The event began at XIA Gallery & Café (422 University Ave. W.), where artist Vang and Mixed Blood Theatre artistic director Mark Valdez introduced themselves and their shared work. Valdez is the theater’s second artistic director in its 47-year history. Growing up in Texas, Valdez noticed a lack of representation and accessibility in the art world. A writer and director, Valdez wanted to make art accessible across different communities. His goal for Mixed Blood’s 12x12 series is to connect people to community and identity. The Little Mekong tour was the sixth event in the 12-part series.
“Katie is so deeply connected to the community,” Valdez said. “It was fun to watch her re-experiencing, relearning and reengaging.”
The theme of Vang’s event was alien butterflies. Actors dressed in colorful clothing and butterfly wings pretended to be from another planet. The two actors, called one and two, guided the group of attendees through the tour, starting from Xia Cafe & Gallery and ending at the Springboard for the Arts (262 University Ave. W.). The actors remained in character during the entire walk, speaking with cheerful voices, and encouraging the group to stay positive despite the hot weather.
“I love that they were helping guide us through everything,” East St Paul resident Anisa Mohamed said. “I love them, one and two.”
Born in Santana, Calif,. Vang moved to Minnesota at the age of 18. She now lives in Woodbury and calls the state her “home base.” Vang is a playwright with a background in art community organizing. Her artistic path began during her time as an arts administrator for the Center for Hmong Arts and Talent (995 University Ave. W.). After managing the Hmong band, Shattered Echos, Vang began to realize that her passion for art was not solely based on experiencing but creating too. Vang has now been an artist for 18 years.
“I was a closeted artist and didn’t know it,” Vang said. “I wanted to be around art all the time.”
During her initial move to Minnesota, Vang felt out of place despite being a part of the large Hmong community in the state. After a few years, she began to gain pride in her Hmong heritage and felt more connected to the community. Over time Vang has cultivated relationships with vendors and businesses in Little Mekong. Many of the businesses Vang highlighted during the walking tour were businesses that she felt contributed to the community during the George Floyd movement.
“I want to be a patron of these places,” Vang said. “And the best way to do that is to support their work.”
Along with others, Vang has created plays based on her personal experiences as a Hmong woman, including a one-woman show called “Final Round” about her battle with stage four non-Hodgkin’s lymphoma cancer and the associated stigmas.
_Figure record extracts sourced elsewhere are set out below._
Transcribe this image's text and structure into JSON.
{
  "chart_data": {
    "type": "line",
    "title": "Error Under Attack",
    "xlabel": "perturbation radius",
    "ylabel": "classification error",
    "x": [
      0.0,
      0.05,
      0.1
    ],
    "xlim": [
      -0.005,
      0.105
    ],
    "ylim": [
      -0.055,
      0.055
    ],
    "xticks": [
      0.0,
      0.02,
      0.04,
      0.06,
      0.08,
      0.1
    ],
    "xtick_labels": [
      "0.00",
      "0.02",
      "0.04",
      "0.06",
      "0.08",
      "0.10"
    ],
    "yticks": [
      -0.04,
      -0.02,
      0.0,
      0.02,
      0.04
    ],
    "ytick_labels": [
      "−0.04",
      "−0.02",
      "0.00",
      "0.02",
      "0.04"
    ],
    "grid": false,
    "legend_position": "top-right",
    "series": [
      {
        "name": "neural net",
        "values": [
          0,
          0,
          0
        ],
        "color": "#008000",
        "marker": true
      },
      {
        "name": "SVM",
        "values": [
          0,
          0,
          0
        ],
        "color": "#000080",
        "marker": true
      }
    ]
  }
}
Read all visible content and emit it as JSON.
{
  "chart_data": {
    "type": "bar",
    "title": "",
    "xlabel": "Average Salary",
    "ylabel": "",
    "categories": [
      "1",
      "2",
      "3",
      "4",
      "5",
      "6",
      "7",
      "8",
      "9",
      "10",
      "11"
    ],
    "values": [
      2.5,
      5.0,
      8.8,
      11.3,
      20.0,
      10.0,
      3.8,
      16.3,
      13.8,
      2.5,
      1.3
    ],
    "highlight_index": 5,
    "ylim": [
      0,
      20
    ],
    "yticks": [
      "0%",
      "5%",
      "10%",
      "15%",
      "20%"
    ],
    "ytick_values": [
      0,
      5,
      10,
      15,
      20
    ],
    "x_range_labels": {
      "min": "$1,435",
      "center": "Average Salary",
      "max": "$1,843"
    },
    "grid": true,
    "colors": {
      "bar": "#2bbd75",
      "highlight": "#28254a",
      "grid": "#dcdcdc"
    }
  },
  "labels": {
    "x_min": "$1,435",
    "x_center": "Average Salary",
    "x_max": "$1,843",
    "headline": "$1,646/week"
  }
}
Her first musical, “Again,” with Theatre Mu (755 Prior Ave. N.), took place on March 29, 2023 at Mixed Blood Theater. The show lasted three weeks, and was sold out.
“When I was going through cancer, I was very public about it,” Vang said. “And it was actually the community that showed up for me.”
Vang plans to create more musicals in the future, and is working on a play set for October about the Hmong communities relationship with volleyball, as well as a Narrative Change Theatre project for next July. More at www.katiekavang.com.